According to the Akamai Third Quarter 2012 State of the Internet report released yesterday, Australia's mobile broadband speeds are some of the best in the Asia-Pacific region, but it continues to lag behind in fixed broadband speeds.
The stats reveal that Australia placed 40th in the world on average connection speed for fixed, coming in at 4.3 megabits per second (Mbps), well behind South Korea's fibre-to-the-premises networks, which have an average of 14.7Mbps. Australia's speed improved by 19 percent year on year, but it was down 2.5 percent compared to the last quarter.
New Zealand was even farther behind, despite being farther along with its fibre-network rollout than Australia is. It came in 46th place in the world, with an average of 3.9Mbps for the quarter. The global average for the quarter was 2.8Mbps.
Australia's peak speed was slightly better, coming in at 34th, with 22.8Mbps. It was a year-on-year improvement of 41 percent. New Zealand fared worse, coming in at 52nd, with 17.8Mbps. Hong Kong topped the charts, with 54.1Mbps. Akamai noted that it was the first time an average peak speed has exceeded 50Mbps.
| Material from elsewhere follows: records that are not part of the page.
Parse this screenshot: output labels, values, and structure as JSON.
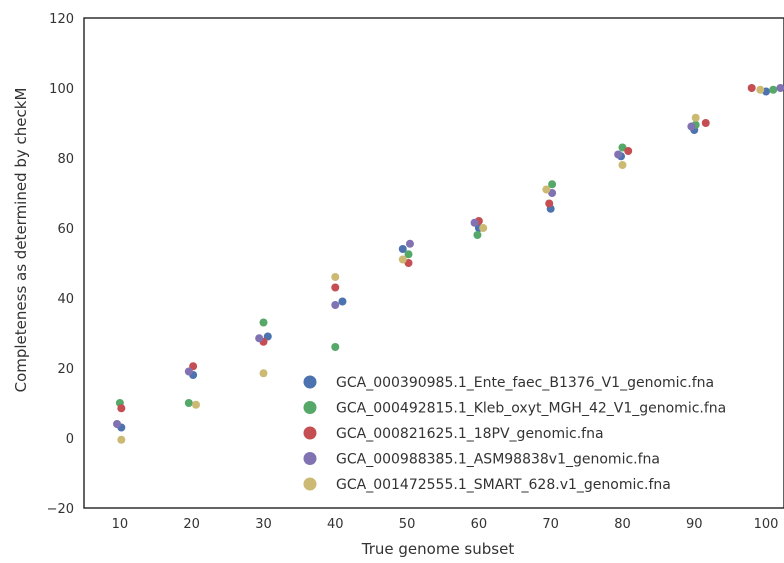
{
  "chart_data": {
    "type": "scatter",
    "title": "",
    "xlabel": "True genome subset",
    "ylabel": "Completeness as determined by checkM",
    "xlim": [
      5,
      102.5
    ],
    "ylim": [
      -20,
      120
    ],
    "x_ticks": [
      "10",
      "20",
      "30",
      "40",
      "50",
      "60",
      "70",
      "80",
      "90",
      "100"
    ],
    "y_ticks": [
      "−20",
      "0",
      "20",
      "40",
      "60",
      "80",
      "100",
      "120"
    ],
    "grid": false,
    "legend_position": "lower-right",
    "series": [
      {
        "name": "GCA_000390985.1_Ente_faec_B1376_V1_genomic.fna",
        "color": "#4c72b0",
        "points": [
          [
            10.2,
            3
          ],
          [
            20.2,
            18
          ],
          [
            30.6,
            29
          ],
          [
            41.0,
            39
          ],
          [
            49.4,
            54
          ],
          [
            60.0,
            60
          ],
          [
            70.0,
            65.5
          ],
          [
            79.8,
            80.5
          ],
          [
            90.0,
            88
          ],
          [
            100.0,
            99
          ]
        ]
      },
      {
        "name": "GCA_000492815.1_Kleb_oxyt_MGH_42_V1_genomic.fna",
        "color": "#55a868",
        "points": [
          [
            10.0,
            10
          ],
          [
            19.6,
            10
          ],
          [
            30.0,
            33
          ],
          [
            40.0,
            26
          ],
          [
            50.2,
            52.5
          ],
          [
            59.8,
            58
          ],
          [
            70.2,
            72.5
          ],
          [
            80.0,
            83
          ],
          [
            90.2,
            89.5
          ],
          [
            101.0,
            99.5
          ]
        ]
      },
      {
        "name": "GCA_000821625.1_18PV_genomic.fna",
        "color": "#c44e52",
        "points": [
          [
            10.2,
            8.5
          ],
          [
            20.2,
            20.5
          ],
          [
            30.0,
            27.5
          ],
          [
            40.0,
            43
          ],
          [
            50.2,
            50
          ],
          [
            60.0,
            62
          ],
          [
            69.8,
            67
          ],
          [
            80.8,
            82
          ],
          [
            91.6,
            90
          ],
          [
            98.0,
            100
          ]
        ]
      },
      {
        "name": "GCA_000988385.1_ASM98838v1_genomic.fna",
        "color": "#8172b2",
        "points": [
          [
            9.6,
            4
          ],
          [
            19.6,
            19
          ],
          [
            29.4,
            28.5
          ],
          [
            40.0,
            38
          ],
          [
            50.4,
            55.5
          ],
          [
            59.4,
            61.5
          ],
          [
            70.2,
            70
          ],
          [
            79.4,
            81
          ],
          [
            89.6,
            89
          ],
          [
            102.0,
            100
          ]
        ]
      },
      {
        "name": "GCA_001472555.1_SMART_628.v1_genomic.fna",
        "color": "#ccb974",
        "points": [
          [
            10.2,
            -0.5
          ],
          [
            20.6,
            9.5
          ],
          [
            30.0,
            18.5
          ],
          [
            40.0,
            46
          ],
          [
            49.4,
            51
          ],
          [
            60.6,
            60
          ],
          [
            69.4,
            71
          ],
          [
            80.0,
            78
          ],
          [
            90.2,
            91.5
          ],
          [
            99.2,
            99.5
          ]
        ]
      }
    ]
  }
}
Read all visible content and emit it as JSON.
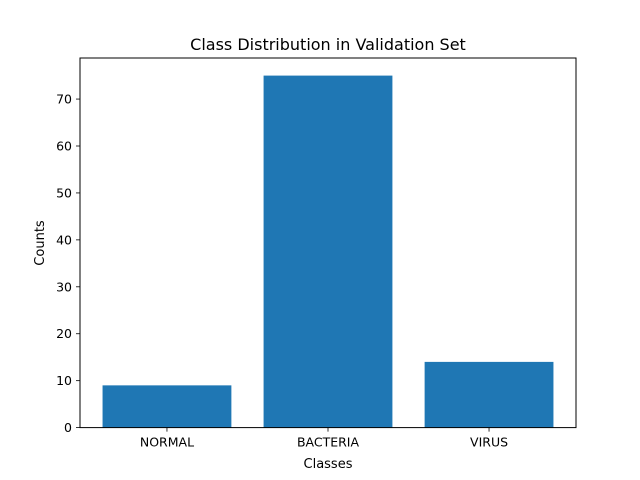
{
  "chart_data": {
    "type": "bar",
    "title": "Class Distribution in Validation Set",
    "xlabel": "Classes",
    "ylabel": "Counts",
    "categories": [
      "NORMAL",
      "BACTERIA",
      "VIRUS"
    ],
    "values": [
      9,
      75,
      14
    ],
    "ylim": [
      0,
      78.75
    ],
    "yticks": [
      0,
      10,
      20,
      30,
      40,
      50,
      60,
      70
    ],
    "grid": false,
    "bar_color": "#1f77b4"
  }
}
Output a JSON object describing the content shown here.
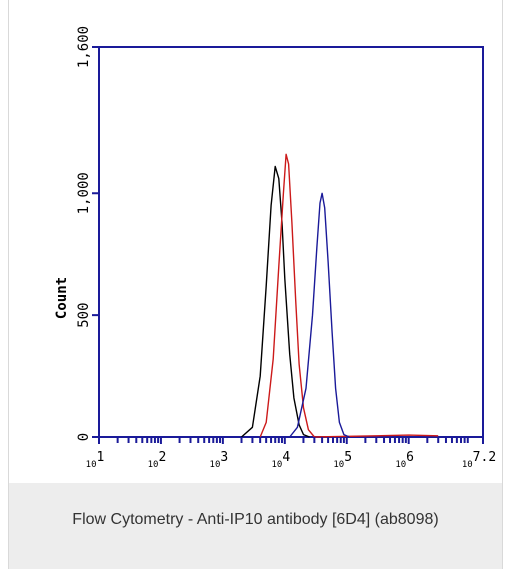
{
  "caption": "Flow Cytometry - Anti-IP10 antibody [6D4] (ab8098)",
  "chart_data": {
    "type": "line",
    "title": "",
    "xlabel": "",
    "ylabel": "Count",
    "x_scale": "log",
    "xlim": [
      10,
      15848932
    ],
    "ylim": [
      0,
      1600
    ],
    "y_ticks": [
      0,
      500,
      1000,
      1600
    ],
    "y_tick_labels": [
      "0",
      "500",
      "1,000",
      "1,600"
    ],
    "x_ticks": [
      10,
      100,
      1000,
      10000,
      100000,
      1000000,
      15848932
    ],
    "x_tick_bases": [
      "10",
      "10",
      "10",
      "10",
      "10",
      "10",
      "10"
    ],
    "x_tick_exponents": [
      "1",
      "2",
      "3",
      "4",
      "5",
      "6",
      "7.2"
    ],
    "series": [
      {
        "color": "#000000",
        "points": [
          [
            2000,
            0
          ],
          [
            3000,
            40
          ],
          [
            4000,
            250
          ],
          [
            5000,
            620
          ],
          [
            6000,
            950
          ],
          [
            7000,
            1110
          ],
          [
            8000,
            1060
          ],
          [
            9000,
            880
          ],
          [
            10000,
            650
          ],
          [
            12000,
            340
          ],
          [
            14000,
            160
          ],
          [
            17000,
            50
          ],
          [
            20000,
            10
          ],
          [
            25000,
            0
          ]
        ]
      },
      {
        "color": "#cc1a1a",
        "points": [
          [
            4000,
            0
          ],
          [
            5000,
            60
          ],
          [
            6500,
            320
          ],
          [
            8000,
            700
          ],
          [
            9500,
            1000
          ],
          [
            10500,
            1160
          ],
          [
            11500,
            1120
          ],
          [
            13000,
            880
          ],
          [
            15000,
            560
          ],
          [
            17000,
            300
          ],
          [
            20000,
            120
          ],
          [
            24000,
            30
          ],
          [
            30000,
            0
          ],
          [
            300000,
            5
          ],
          [
            1000000,
            8
          ],
          [
            3000000,
            5
          ]
        ]
      },
      {
        "color": "#1a1a99",
        "points": [
          [
            12000,
            0
          ],
          [
            16000,
            40
          ],
          [
            22000,
            200
          ],
          [
            28000,
            500
          ],
          [
            33000,
            780
          ],
          [
            37000,
            960
          ],
          [
            40000,
            1000
          ],
          [
            44000,
            940
          ],
          [
            50000,
            720
          ],
          [
            58000,
            430
          ],
          [
            66000,
            200
          ],
          [
            76000,
            60
          ],
          [
            90000,
            10
          ],
          [
            110000,
            0
          ]
        ]
      }
    ],
    "axis_color": "#1a1a99",
    "grid": false
  }
}
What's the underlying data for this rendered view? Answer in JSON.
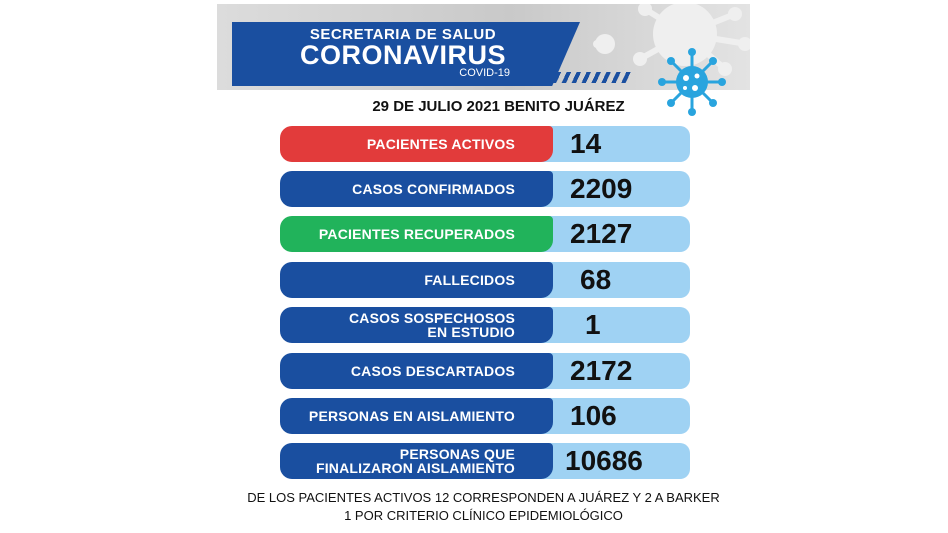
{
  "header": {
    "line1": "SECRETARIA DE SALUD",
    "line2": "CORONAVIRUS",
    "line3": "COVID-19",
    "date_line": "29 DE JULIO 2021 BENITO JUÁREZ",
    "virus_icon": "coronavirus-icon",
    "colors": {
      "primary_blue": "#1a4fa0",
      "light_blue": "#9fd2f3",
      "red": "#e23b3b",
      "green": "#21b35b",
      "virus_blue": "#29a4de"
    }
  },
  "stats": [
    {
      "label_1": "PACIENTES ACTIVOS",
      "label_2": "",
      "value": "14",
      "color": "red"
    },
    {
      "label_1": "CASOS CONFIRMADOS",
      "label_2": "",
      "value": "2209",
      "color": "blue"
    },
    {
      "label_1": "PACIENTES RECUPERADOS",
      "label_2": "",
      "value": "2127",
      "color": "green"
    },
    {
      "label_1": "FALLECIDOS",
      "label_2": "",
      "value": "68",
      "color": "blue"
    },
    {
      "label_1": "CASOS SOSPECHOSOS",
      "label_2": "EN ESTUDIO",
      "value": "1",
      "color": "blue"
    },
    {
      "label_1": "CASOS DESCARTADOS",
      "label_2": "",
      "value": "2172",
      "color": "blue"
    },
    {
      "label_1": "PERSONAS EN AISLAMIENTO",
      "label_2": "",
      "value": "106",
      "color": "blue"
    },
    {
      "label_1": "PERSONAS QUE",
      "label_2": "FINALIZARON AISLAMIENTO",
      "value": "10686",
      "color": "blue"
    }
  ],
  "footer": {
    "line1": "DE LOS PACIENTES ACTIVOS  12 CORRESPONDEN A JUÁREZ Y 2 A BARKER",
    "line2": "1 POR CRITERIO CLÍNICO EPIDEMIOLÓGICO"
  }
}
Australia still performs very poorly for the percentage of connections above 10Mbps, with only 4.1 percent of connections detected above 10Mbps. South Korea topped the charts, with 52 percent of all connections being above 10Mbps. Only 2.4 percent of connections in New Zealand were above the threshold.
Australia's stand in mobile fared much better. The average speed was 2.4Mbps, with an average peak speed of 14Mbps. New Zealand had an average of 2Mbps and a peak average of 11.7Mbps.